How To Install Screaming Frog In The Cloud – Remote Desktop Version

James Phoenix
James Phoenix

Learning Outcomes

  • Learn to how to setup a linux environment with remote desktop on Google Cloud Platform.
  • Learn how to connect into your linux environment with remote desktop.
  • Learn how to run a screaming frog crawl in the cloud.

As websites and web applications grow larger, often crawling it to investigate technical SEO issues can be too much for your local computer to handle. James Finlayson came up with a great idea.

“Why don’t we just put screaming frog on the cloud?”


This guide will help you easily setup Screaming Frog on a virtual machine instance on Google Cloud Platform. We will also setup a remote desktop and a graphical interface in order to see the Screaming Frog GUI.

Let’s get to it.


Setup A Google Cloud Project

Firstly, you’ll need to have registered for a Google Cloud Platform account, then create a Google Cloud Project. If you need help with the setup, you can refer to this guide.


Enable A Virtual Machine

Click on the hamburger menu in the top left, then find the Compute Engine and Click on VM Instances. If this is the first time that you’ve setup a compute instance for this Google Project, you’ll likely need to wait several minutes. Then click create!


Setting Up Your Virtual Machine

  • Click on the create button to make your virtual machine.
  • Also rename your machine to be called: screaming-frog-crawler

Then click the create button at the bottom of the screen.


SSH’ing Into Your Virtual Machine

After your virtual machine has finished setting up, click on the SSH button. This will create a browser SSH session with the virtual machine. It will take 1 – 2.5 minutes to connect so please be patient.


Upgrading & Installing On The Virtual Machine (VM)

Now that you are inside the VM, copy and paste the entire code block of commands in one go into your browser based terminal.

These scripts will perform the following actions:

  • Upgrading The System.
  • Installing Google Chrome & Package Dependencies.
  • Installing Screaming Frog.
  • Installing Ubuntu Desktop & The vncserver Package.

☕ Copy And Paste All Of These Scripts In One Go, Then Grab A Coffee! ☕

# Upgrading the system; \
sudo apt-get update; \
yes y | sudo apt-get upgrade; \
yes y | sudo apt-get install wget; \
\
# Installing Google Chrome & Package Dependencies; \
yes y | wget https://dl.google.com/linux/direct/google-chrome-stable_current_amd64.deb; \ 
yes y | sudo apt --fix-broken install ./google-chrome-stable_current_amd64.deb; \
yes y | sudo apt-get install cabextract xfonts-utils; \ 
yes y | wget http://ftp.de.debian.org/debian/pool/contrib/m/msttcorefonts/ttf-mscorefonts-installer_3.6_all.deb; \ 
yes y | sudo dpkg -i ttf-mscorefonts-installer_3.6_all.deb; \
yes y | sudo apt-get install xdg-utils zenity libgconf-2-4 fonts-wqy-zenhei;  \
\
# Installing Screaming Frog; \
yes y | wget https://download.screamingfrog.co.uk/products/seo-spider/screamingfrogseospider_12.6_all.deb; \
yes y | sudo apt --fix-broken install ./screamingfrogseospider_12.6_all.deb; \
\
# Installing Ubuntu Desktop & The vncserver Package; \
yes y | sudo apt-get install gnome-panel gnome-settings-daemon metacity nautilus gnome-terminal; \
yes y | sudo apt --fix-broken install tightvncserver;

Note: Remember to hit enter on the last tightvncserver installation too!


Modify The Start Up Vncserver Script

In your browser SSH enter the following two commands: (You will need to enter a password and skip the view only password here)

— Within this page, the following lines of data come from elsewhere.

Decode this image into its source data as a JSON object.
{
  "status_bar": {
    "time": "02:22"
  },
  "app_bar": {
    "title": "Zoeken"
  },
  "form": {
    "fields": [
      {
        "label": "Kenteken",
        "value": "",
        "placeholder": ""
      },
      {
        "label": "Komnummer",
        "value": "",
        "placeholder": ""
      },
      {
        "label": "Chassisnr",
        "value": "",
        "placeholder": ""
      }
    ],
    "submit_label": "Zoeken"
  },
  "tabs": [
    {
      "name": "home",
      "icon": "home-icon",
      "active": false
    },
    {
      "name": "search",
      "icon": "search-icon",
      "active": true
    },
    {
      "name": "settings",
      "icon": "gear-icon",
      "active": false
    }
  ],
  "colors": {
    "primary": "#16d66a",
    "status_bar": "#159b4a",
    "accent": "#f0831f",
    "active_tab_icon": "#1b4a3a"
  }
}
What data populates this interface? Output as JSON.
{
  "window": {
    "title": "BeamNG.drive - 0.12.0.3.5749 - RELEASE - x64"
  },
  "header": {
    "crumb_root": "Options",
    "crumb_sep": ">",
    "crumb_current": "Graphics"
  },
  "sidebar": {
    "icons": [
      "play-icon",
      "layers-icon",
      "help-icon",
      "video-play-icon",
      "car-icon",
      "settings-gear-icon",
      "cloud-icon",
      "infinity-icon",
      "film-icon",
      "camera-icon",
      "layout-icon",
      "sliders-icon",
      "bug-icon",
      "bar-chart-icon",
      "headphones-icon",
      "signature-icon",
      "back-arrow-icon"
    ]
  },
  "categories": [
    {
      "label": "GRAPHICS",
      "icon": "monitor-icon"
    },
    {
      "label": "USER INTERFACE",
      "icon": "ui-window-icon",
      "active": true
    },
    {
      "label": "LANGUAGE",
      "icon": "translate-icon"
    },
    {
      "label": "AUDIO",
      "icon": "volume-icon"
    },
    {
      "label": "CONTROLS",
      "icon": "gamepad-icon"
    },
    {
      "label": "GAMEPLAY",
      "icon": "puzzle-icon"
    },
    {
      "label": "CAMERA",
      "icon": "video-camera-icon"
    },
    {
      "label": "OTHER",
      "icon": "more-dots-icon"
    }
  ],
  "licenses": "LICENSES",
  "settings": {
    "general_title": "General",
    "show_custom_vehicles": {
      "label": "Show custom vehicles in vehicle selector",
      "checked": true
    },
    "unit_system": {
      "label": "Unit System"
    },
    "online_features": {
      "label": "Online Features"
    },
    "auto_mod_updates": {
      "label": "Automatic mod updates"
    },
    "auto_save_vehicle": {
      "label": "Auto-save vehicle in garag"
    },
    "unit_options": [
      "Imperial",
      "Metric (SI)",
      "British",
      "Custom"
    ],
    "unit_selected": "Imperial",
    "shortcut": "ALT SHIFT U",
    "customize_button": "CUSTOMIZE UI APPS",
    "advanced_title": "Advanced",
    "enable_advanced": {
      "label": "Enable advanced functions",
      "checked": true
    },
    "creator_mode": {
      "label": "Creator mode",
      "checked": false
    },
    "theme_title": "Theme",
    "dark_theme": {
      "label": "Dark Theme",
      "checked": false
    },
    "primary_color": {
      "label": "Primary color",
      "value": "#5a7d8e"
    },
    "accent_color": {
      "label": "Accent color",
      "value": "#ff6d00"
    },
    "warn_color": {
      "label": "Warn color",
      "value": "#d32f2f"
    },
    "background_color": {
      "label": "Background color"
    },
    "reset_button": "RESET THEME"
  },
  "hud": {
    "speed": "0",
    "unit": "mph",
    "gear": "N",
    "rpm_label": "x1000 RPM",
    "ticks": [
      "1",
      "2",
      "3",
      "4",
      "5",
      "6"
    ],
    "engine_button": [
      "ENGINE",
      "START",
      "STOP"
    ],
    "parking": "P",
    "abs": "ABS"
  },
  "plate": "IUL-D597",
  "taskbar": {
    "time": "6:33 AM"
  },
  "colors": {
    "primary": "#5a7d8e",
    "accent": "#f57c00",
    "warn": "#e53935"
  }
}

  • vncserver && vncserver -kill :1

Basically what we’re doing with the above script is just creating a VNC server, then deleting it so that the start-up script is generated.

  • nano ~/.vnc/xstartup

We’ll create custom start-up script using the Nano text editor:

nano ~/.vnc/xstartup

Then add the lines at the bottom of your ~/.vnc/xstartup script, and hit CTRL + X to save it.

gnome-panel &
gnome-settings-daemon

Start The vncserver:

  • To start a VNC session, enter the command: vncserver
  • You will be asked to create a new vnc password.
  • I would recommend skipping the view only password.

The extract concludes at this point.